What would help us better understand and reduce risks?

JB: We need better measurements. Most ambient monitoring sites measure PM2.5, but not PM10, and more PM monitoring is done in more urban areas where more people live. There are currently 18 PM10 monitoring sites in the San Joaquin Valley. If more PM10 monitoring stations were installed, we could do better health effects studies regarding exposure to dust particles. But we know enough already about the health effects of dust particles to be concerned about the amount of dust from fallowed land, and we need strategies to reduce the potential dust burden of this fallowing.
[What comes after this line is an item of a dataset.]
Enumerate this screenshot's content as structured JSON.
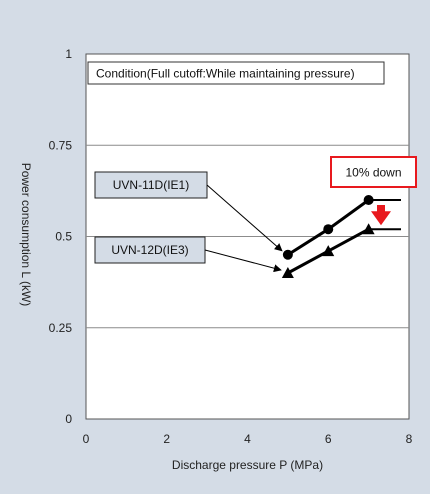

IJ: Dust exposure was identified as a mode of transmission for Coccidioides in the 1930s. The pathogen itself is hard to detect in nature: it grows sporadically, and the effort and logistics involved in environmental surveillance are huge. We don’t know important details about the fungus’s ecology and biology, like where it grows, how widespread it is, and how agricultural activities like fallowing impact spore dispersion. So expanding environmental surveillance is important to better understand and reduce risk.

Final thoughts?

JB: It’s clear that climate change is driving cycles of more intense drought followed by intense precipitation, which appears to increase Coccidioides production. I’m pleased to see interdisciplinary discussions about how to deal with this dust problem, which is already with us. I’m hopeful because people are trying to do something about it.

IJ: For Valley fever, there’s some amazing technology on the horizon for monitoring dust, which could really help us understand where and when people are at highest risk for Coccidioides spore exposure. The best prevention is dust suppression and dust avoidance in areas where Coccidioides appears. Policy levers that help with dust suppression really are key.